Carefully he rehearsed a number of explanations for Gryss and his father as to why the watchers should go out in larger groups than usual and why they should be better armed. It wasn’t going to be easy but he would have to say something. He’d just have to watch and listen until an opportunity presented itself for him to speak.

Arriving at Gryss’s cottage he was greeted first by his father, who opened the door and looked pleasantly surprised to see him, and then by a belated and indifferent bark from Gryss’s old dog.

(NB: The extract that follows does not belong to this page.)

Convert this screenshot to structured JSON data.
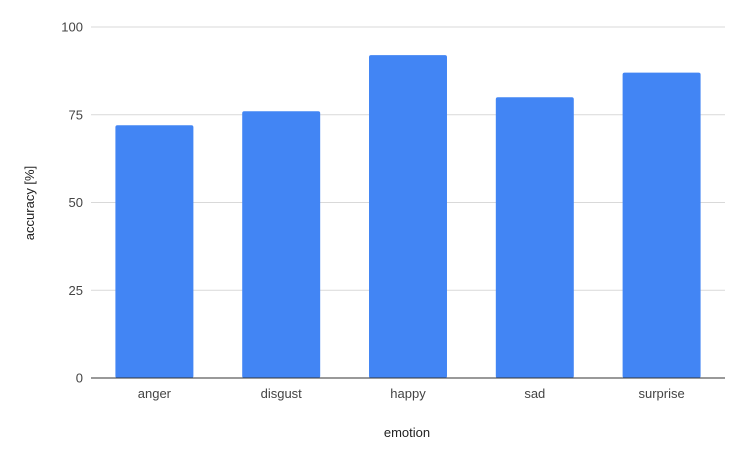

‘It’s Farnor,’ Garren said, as he entered the back room with his son. Gryss, seated in a large wicker chair, smiled and raised a hand in greeting.

‘You’ll forgive me if I don’t stand, Farnor,’ he said. ‘I’m afraid I did rather too much yesterday and my legs aren’t what they were.’ He motioned the new arrival to a chair facing him across the empty fireplace. Garren sat down at the long wooden table on which were some papers and an open box containing various writing materials. He picked up a long pen and carefully wiped the nib on a cloth. Then, to complete the ensemble, the old dog entered and lumbered over towards Gryss. It bumped heavily into Farnor on the way and then slumped to the floor noisily at Gryss’s feet. After settling itself wheezily, it let out a great sigh as if to declare that the meeting could now continue following this unwar-ranted interruption.

Gryss rooted down by the side of his chair busily, and retrieved a towel from somewhere. He threw it at Farnor. ‘Here, dry your hands and face. You look like a drowned rat.’

Gratefully, Farnor rubbed his damp hair into an untidy mass, then wiped his face. The smell of the towel was the smell of Gryss’s room. Welcome familiarity closed protectively around Farnor’s concerns.

‘Did your mother send you?’ Garren asked as Farnor completed his brisk toilet and handed the towel back to Gryss.